I'm a data scientist working at the intersection of technology and design. Reformed astrophysicist & former e-Research/data consultant.

Mozilla Science Lab's Australasia community call

Last week I was invited to speak at Mozilla Science Lab's Australasia Community Call. This was a fantastic experience and a real privilege to be invited into the community.

what are mozilla science lab community calls?

Mozilla's Science Lab meetings and Community Calls, are a chance to find out what Mozilla Science Lab up to, as well as the work of the community relevant to science and the web. They are great way to engage with Mozilla Science Lab and hear about their current projects, ways you can get involved, and participate in discussions of issues around open science. The calls are held every second Thursday of every month // 11 am Eastern  and you can join from anywhere in the world.

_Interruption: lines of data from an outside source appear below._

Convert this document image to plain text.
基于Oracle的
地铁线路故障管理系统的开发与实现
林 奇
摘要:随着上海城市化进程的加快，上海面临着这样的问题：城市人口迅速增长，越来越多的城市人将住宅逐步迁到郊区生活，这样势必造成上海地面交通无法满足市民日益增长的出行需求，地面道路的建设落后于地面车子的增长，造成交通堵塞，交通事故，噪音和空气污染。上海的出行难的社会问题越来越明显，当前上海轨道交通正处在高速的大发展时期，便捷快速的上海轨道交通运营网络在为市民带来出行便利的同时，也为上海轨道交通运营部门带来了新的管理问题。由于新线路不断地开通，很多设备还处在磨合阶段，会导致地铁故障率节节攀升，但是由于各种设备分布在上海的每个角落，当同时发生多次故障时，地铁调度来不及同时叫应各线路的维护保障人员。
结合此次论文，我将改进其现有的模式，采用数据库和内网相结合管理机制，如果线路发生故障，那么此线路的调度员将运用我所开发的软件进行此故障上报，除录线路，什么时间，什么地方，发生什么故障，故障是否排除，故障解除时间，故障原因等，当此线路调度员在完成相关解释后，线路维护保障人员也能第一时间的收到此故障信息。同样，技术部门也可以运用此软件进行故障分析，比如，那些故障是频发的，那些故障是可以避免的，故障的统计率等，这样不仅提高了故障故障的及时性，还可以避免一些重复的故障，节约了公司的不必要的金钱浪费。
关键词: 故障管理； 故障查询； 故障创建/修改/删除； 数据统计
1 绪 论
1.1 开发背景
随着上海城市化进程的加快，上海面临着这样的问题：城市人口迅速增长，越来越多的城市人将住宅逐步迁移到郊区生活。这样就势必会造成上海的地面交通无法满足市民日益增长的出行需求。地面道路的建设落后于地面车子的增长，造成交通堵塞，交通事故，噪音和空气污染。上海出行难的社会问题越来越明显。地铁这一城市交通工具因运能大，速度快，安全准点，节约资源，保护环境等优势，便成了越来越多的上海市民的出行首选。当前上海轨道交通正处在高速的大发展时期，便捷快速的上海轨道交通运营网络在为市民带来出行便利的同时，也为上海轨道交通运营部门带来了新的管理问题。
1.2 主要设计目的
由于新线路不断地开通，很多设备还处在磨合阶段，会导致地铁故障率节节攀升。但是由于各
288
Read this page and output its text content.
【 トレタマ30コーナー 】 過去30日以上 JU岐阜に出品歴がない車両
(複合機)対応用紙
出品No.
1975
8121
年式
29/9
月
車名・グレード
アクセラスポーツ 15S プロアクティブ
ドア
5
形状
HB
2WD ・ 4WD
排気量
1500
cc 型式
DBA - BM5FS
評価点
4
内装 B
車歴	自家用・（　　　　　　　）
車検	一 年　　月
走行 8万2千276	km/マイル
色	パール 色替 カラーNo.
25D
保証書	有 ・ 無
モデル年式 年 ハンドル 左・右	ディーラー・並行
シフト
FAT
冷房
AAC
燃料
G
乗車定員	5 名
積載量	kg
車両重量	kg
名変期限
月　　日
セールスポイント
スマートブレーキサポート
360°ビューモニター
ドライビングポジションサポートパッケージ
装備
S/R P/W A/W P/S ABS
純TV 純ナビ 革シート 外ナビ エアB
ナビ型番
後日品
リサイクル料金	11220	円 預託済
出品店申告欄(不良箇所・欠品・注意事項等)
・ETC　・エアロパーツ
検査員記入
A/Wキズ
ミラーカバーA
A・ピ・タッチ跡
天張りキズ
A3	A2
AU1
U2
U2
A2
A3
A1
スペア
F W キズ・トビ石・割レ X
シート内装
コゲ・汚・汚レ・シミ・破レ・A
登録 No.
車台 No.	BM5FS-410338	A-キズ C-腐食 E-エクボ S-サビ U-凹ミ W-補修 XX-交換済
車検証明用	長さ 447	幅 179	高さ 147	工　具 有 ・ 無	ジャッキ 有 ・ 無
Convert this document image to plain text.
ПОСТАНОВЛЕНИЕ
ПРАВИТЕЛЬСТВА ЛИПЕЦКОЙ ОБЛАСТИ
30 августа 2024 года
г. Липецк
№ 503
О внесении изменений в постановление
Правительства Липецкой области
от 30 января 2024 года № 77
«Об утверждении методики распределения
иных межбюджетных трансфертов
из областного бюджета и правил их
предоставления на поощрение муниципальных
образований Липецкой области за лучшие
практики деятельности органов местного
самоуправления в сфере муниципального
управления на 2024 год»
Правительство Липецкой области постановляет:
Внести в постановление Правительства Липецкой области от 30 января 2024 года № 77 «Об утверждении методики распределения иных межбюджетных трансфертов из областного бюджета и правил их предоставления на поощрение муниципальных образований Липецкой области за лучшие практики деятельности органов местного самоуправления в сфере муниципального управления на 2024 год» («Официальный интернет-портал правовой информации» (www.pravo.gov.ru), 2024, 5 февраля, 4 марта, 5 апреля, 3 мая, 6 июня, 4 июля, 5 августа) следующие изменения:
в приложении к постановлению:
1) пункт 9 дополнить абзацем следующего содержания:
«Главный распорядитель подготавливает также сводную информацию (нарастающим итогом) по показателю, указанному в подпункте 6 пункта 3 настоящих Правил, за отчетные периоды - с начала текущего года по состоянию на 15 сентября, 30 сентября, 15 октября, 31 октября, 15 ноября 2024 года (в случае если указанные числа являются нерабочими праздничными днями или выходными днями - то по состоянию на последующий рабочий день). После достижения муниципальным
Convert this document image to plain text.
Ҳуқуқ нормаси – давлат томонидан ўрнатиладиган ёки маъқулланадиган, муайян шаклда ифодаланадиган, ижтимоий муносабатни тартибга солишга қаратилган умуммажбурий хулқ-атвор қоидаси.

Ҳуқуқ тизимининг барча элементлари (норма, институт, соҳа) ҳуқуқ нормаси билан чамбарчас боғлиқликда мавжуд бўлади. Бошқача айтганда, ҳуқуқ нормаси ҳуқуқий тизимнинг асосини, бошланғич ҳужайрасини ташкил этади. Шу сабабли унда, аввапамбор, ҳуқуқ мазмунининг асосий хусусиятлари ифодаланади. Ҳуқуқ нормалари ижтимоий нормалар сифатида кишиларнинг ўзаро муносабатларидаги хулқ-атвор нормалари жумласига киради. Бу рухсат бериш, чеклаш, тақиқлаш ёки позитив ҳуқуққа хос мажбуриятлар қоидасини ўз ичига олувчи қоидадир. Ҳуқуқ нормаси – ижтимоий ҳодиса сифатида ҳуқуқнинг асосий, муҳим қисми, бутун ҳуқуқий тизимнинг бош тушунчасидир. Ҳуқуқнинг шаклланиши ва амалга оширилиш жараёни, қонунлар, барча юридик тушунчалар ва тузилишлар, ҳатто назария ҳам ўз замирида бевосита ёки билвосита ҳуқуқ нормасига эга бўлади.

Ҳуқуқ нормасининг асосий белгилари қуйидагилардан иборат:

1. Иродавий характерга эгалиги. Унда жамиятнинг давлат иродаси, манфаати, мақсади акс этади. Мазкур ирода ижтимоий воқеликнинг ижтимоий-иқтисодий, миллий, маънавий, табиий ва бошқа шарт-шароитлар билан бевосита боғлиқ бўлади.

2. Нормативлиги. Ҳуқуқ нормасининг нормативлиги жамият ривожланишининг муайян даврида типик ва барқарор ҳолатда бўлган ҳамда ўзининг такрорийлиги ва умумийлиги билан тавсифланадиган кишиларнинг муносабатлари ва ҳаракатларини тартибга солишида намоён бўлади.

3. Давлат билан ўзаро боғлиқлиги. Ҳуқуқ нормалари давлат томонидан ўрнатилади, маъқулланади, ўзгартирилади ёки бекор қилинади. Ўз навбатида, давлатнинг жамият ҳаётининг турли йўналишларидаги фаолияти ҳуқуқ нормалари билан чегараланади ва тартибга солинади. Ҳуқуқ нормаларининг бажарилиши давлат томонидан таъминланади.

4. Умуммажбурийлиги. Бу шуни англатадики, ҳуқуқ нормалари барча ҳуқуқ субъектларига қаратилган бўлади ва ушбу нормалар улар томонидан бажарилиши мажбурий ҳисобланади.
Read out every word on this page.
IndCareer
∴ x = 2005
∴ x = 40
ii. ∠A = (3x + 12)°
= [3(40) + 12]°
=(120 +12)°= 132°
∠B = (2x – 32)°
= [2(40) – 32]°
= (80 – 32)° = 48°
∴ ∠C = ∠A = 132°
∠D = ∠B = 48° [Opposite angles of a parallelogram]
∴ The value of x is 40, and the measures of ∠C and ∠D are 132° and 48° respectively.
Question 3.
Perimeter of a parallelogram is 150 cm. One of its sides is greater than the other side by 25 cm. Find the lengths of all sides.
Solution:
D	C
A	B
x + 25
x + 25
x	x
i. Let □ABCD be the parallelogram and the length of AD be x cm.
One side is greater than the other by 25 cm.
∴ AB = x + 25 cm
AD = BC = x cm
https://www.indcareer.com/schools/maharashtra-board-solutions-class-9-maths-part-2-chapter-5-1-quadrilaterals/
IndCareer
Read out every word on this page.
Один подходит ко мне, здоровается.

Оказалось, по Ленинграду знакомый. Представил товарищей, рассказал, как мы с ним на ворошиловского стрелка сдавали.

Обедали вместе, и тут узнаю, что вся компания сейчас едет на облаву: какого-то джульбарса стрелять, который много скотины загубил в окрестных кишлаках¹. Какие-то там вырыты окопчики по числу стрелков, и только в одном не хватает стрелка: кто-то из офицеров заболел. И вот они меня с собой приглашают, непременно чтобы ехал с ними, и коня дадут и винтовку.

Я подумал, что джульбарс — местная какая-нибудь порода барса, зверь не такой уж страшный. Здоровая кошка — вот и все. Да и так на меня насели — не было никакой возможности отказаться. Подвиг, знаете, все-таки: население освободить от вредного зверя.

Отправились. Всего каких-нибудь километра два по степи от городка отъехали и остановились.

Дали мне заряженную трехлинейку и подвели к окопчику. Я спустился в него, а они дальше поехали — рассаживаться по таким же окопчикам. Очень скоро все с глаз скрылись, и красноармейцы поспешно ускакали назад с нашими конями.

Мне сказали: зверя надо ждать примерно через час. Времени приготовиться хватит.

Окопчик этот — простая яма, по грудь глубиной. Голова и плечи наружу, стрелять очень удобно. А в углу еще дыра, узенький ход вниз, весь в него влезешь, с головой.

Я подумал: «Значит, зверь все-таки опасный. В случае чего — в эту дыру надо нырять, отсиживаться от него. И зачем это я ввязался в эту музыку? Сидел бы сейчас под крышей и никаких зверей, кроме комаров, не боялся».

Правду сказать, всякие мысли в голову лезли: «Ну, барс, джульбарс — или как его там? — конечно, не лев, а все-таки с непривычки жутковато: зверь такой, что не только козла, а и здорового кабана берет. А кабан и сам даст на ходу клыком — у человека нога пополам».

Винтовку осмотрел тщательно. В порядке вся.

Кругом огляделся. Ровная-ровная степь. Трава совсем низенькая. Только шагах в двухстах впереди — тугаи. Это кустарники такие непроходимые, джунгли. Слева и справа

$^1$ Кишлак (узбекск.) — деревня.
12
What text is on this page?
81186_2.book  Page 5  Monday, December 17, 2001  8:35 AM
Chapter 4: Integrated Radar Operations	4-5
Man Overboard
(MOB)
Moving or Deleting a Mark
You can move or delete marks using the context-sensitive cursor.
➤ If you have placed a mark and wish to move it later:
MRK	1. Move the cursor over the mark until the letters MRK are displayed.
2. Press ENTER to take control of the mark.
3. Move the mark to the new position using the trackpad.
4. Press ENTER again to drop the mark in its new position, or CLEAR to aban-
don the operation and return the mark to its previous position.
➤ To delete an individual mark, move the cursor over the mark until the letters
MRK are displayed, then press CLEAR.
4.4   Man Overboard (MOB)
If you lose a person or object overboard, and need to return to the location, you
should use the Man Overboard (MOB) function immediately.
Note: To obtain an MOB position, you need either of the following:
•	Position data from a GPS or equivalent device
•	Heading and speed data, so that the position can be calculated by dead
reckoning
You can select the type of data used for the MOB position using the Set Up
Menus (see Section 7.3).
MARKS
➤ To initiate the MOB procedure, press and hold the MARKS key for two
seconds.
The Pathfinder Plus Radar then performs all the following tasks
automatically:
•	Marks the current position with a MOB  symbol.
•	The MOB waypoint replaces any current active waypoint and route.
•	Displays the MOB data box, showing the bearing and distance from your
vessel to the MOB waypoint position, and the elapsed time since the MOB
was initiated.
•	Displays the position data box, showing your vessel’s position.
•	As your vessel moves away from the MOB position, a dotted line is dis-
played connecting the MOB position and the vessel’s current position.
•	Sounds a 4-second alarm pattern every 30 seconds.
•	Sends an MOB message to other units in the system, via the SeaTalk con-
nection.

Three topics were discussed at this meeting;

  • Ariel Gold (@arielsgold) talked about Open Data at Amazon Web Services, 
  • Tim Dettrick (@tjdett) talked about DIT4C
  • Arna Karick (@drarnakarick) Notebooks in Astronomy: Data Management, and Reproducible Science

open data at amazon web services / Ariel Gold / @arielsgold

  • Open data on AWS: Amazon Web Services (AWS) provides a comprehensive tool kit for sharing and analyzing data at any scale. When organizations make data open on AWS, the public can analyze it quickly and easily with our scalable computing and analytics services.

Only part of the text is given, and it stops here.